Modesty seldom resides in a breast that is not enriched with nobler virtues.
[Modesty]
 

Mortifications are often more painful than real calamities.
[Shame]
 

None has more frequent conversations with disagreeable self than the man of pleasure; his enthusiasms are but few and transient; his appetites, like angry creditors, are continually making fruitless demands for what he is unable to pay; and the greater his former pleasures, the more strong his regret, the more impatient his expectations. A life of pleasure is, therefore, the most unpleasing life.
[Pleasure]
 

Nothing is so contemptible as that affectation of wisdom which some display by universal incredulity.
 

O luxury!

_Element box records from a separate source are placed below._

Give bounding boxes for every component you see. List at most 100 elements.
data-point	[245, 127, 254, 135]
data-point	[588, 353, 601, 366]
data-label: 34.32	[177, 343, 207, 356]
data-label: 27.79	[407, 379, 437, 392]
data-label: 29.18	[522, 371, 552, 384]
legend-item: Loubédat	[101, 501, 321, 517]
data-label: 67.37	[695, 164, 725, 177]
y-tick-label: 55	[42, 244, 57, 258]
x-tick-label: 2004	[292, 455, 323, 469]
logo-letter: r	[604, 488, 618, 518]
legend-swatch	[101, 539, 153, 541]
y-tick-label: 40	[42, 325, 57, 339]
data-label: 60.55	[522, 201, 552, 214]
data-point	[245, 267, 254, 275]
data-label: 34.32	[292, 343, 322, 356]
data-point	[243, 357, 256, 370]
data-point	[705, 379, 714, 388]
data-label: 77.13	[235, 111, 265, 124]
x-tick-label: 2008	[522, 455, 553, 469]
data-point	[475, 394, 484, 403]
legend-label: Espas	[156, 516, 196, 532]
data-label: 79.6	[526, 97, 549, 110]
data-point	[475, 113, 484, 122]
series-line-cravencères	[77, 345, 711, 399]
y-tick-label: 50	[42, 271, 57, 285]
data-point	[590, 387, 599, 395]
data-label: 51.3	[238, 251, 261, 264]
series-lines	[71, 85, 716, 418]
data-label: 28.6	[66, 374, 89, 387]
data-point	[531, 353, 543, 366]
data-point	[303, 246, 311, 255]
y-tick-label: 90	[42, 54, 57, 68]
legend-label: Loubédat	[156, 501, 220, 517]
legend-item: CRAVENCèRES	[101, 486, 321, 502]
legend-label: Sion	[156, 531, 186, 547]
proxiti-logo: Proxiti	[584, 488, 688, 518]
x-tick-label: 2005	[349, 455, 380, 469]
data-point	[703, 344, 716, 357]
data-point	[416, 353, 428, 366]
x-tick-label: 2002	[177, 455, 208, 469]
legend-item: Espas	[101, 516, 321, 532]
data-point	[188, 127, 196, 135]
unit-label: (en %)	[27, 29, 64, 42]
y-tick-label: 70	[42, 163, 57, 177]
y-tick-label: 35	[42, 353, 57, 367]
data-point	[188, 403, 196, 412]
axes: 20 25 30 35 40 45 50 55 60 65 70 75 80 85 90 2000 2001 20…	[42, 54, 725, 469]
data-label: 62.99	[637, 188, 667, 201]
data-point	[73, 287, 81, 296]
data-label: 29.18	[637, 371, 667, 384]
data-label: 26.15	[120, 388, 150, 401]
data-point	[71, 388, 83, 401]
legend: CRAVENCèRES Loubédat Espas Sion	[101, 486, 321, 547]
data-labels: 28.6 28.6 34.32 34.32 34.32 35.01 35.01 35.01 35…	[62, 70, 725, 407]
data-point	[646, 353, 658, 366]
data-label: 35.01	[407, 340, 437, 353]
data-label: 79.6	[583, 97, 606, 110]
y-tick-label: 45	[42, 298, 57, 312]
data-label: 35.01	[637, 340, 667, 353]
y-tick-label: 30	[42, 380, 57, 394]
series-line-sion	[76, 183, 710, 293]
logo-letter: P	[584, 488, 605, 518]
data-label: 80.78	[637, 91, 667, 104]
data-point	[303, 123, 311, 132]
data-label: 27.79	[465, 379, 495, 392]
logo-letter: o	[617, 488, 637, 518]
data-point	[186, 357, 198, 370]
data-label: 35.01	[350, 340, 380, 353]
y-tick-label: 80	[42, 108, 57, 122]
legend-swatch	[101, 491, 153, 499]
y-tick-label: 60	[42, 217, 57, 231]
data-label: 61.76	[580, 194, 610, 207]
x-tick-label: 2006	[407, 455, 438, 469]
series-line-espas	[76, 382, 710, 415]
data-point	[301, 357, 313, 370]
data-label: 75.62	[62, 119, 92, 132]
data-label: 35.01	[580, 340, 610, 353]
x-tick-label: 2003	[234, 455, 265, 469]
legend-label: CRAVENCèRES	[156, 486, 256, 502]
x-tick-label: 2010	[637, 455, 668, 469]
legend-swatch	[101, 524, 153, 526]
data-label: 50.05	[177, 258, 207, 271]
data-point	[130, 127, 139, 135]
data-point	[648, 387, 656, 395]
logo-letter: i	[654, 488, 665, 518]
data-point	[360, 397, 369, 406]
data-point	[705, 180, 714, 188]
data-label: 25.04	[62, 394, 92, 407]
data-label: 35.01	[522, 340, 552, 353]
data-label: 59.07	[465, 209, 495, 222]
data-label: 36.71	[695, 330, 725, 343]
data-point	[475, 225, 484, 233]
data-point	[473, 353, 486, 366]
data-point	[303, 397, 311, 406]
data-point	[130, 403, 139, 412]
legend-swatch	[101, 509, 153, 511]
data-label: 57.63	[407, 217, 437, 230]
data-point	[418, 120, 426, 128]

Thou curst of heaven's decree.
 

Of all kinds of ambition, that which pursues poetical fame is the wildest.
[Poetry]
 

Oh sir! I must not tell my age. They say women and music should never be dated.
 

On the stage he was natural, simple, affecting, 'Twas only when he was off, he was acting.
 

One should not quarrel with a dog without a reason sufficient to vindicate one through all the courts of morality.
[Quarrels]
 

One writer, for instance, excels at a plan or a title page, another works away at the body of the book, and a third is a dab at an index.
 

Our greatest glory consists not in never falling, but in rising every time we may fall.
[Glory]
 

Ovid finely compares a broken fortune to a falling column; the lower it sinks, the greater weight it is obliged to sustain. When a man's circumstances are such that he has no occasion to borrow, he finds numbers willing to lend him; but should his wants be such that he sues for a trifle, it is two to one whether he will be trusted with the smallest sum.
[Fortune]
 

Ovid finely compares a man of broken fortune to a falling column; the lower it sinks, the greater weight it is obliged to sustain.